I do, however, give blood. I give it fairly regularly. I make sure everyone knows that I'm scared of needles when I go to donate, so I will get the appropriate amount of encouragement and pity. But it's the same thing as the ticks, really: the fears that I cannot face for my own sake I can bear for the sake of others. It could be that I'm a selfless wonderful person, or it could just be that I value saving face more than self-preservation.

 So I'm afraid of lots of things. Most of these things I've learned to cope with in one way or another. One of my camp buddies once observed that she would sort me into Gryffindor, since most of my stories involve me being scared of something and dealing with it anyway. This observation made me feel warm and fuzzy, and so I tattooed it upon my heart. Metaphorically. Because tattoos involve needles.

But then there's storms.

The storm thing makes me mad. I love storms. I love the way they smell and the delicious way they drain away the day's heat and the mighty wildness of a world that may act sedate most of the time but will never truly be tame. But, this summer, there was an incident. And post-incident, I now jump out of my skin at the first rumble of thunder (or anything that sounds like a rumble of thunder, like someone moving furniture in another room or unexpected lawn mowers). Thunder is now the only thing in my life that makes me want to hide under my bed. And I hate that. I don't want to be that person . . . the girl who's scared of storms, like Kotah, my parents' deeply cowardly small auxiliary back-up dog. I don't want to be the girl who needs to be held until the weather clears . . . but at the same time I hate being alone under those gray, wild skies.

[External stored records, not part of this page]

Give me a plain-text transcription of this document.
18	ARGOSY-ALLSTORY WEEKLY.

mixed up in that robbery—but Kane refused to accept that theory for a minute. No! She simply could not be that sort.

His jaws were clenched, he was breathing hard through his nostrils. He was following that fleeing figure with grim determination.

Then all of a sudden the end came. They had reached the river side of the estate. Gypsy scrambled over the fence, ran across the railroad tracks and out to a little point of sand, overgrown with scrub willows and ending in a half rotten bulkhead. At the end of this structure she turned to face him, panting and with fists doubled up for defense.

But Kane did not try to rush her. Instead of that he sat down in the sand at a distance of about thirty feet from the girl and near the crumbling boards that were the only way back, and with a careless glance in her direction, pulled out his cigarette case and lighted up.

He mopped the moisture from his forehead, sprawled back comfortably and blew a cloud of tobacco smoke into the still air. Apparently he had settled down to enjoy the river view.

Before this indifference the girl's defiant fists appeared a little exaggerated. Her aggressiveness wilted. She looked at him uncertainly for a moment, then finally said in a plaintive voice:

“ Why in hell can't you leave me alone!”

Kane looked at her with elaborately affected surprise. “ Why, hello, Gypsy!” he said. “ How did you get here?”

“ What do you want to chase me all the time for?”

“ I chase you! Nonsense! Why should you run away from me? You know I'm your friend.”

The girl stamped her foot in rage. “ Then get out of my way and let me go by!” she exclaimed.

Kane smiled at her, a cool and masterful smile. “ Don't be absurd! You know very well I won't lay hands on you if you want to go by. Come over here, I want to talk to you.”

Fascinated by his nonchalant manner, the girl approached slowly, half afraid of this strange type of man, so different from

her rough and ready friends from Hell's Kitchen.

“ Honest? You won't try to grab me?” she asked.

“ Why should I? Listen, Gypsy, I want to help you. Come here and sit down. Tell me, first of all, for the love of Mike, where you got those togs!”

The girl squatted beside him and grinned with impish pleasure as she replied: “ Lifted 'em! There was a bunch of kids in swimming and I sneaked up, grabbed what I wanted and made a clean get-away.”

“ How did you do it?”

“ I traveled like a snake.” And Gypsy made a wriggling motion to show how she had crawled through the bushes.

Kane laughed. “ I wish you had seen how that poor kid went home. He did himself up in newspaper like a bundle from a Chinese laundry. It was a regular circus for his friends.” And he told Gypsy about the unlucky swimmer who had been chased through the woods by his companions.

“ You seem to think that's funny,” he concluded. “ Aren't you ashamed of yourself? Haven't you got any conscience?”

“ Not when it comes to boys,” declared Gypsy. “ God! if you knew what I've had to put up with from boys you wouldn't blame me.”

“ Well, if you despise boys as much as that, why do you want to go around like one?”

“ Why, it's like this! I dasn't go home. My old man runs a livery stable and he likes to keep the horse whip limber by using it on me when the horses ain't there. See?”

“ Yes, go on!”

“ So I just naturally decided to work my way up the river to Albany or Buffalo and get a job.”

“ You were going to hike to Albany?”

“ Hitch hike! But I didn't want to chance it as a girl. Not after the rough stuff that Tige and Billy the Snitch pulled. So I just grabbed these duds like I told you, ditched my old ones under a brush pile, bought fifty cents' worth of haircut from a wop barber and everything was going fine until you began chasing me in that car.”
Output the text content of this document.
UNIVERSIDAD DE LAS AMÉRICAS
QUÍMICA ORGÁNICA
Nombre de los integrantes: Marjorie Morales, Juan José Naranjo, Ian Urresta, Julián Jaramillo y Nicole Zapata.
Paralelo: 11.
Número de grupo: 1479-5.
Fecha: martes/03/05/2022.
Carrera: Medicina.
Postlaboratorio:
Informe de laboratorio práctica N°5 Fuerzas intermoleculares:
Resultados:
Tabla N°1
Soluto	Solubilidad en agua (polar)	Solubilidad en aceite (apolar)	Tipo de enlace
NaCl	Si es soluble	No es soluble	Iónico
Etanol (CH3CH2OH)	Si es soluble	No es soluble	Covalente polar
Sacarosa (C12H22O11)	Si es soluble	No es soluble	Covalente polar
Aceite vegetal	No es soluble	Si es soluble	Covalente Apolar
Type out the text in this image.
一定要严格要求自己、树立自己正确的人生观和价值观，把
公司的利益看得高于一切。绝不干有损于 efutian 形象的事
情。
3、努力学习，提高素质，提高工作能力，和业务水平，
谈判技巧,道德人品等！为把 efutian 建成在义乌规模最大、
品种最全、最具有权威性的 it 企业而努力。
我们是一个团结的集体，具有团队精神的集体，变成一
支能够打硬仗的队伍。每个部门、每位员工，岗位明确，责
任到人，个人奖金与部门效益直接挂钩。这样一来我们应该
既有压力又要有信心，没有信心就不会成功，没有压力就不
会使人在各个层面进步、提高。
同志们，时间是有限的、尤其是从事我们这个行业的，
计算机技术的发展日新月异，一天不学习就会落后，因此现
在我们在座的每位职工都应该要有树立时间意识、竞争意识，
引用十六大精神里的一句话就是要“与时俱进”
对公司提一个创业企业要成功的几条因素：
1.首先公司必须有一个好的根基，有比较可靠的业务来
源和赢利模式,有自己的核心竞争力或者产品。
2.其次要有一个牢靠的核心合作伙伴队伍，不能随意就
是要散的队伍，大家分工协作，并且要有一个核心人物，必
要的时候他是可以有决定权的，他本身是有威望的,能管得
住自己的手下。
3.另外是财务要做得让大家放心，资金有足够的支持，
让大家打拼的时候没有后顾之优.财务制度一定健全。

NO. Because I am ME, and I have dealt with spiders and ticks and slimy lake plants and blood donations and that episode of X-Files that Stephen King wrote. I can drive along the drop-offs of Yellowstone and eat food so spicy it makes my father's eyes water. I've been stung by bees, crushed by horses, and impaled by nails without batting an eye. I will not let this storm thing beat me. I will smack it in the face, and to blazes with what Prez would say.

I am afraid.

But don't think that's gonna stop me.




* That was an interesting weekly report to my mission president. "Dear Prez, before you read Sister Pak Sung Hee's letter, let me explain to you what really happened . . . but before I even do that, I must confess that yes, I smacked her across the face and knocked her off her feet and back into her desk chair. But she was lurking around the corner with her hair combed over her face! You know what long, straight Asian hair she has! It was the thing from The Ring (which I have not seen and now never will) and it was gonna eat me and I screamed and then I'd smacked her and it was already over and I felt really bad but she started it."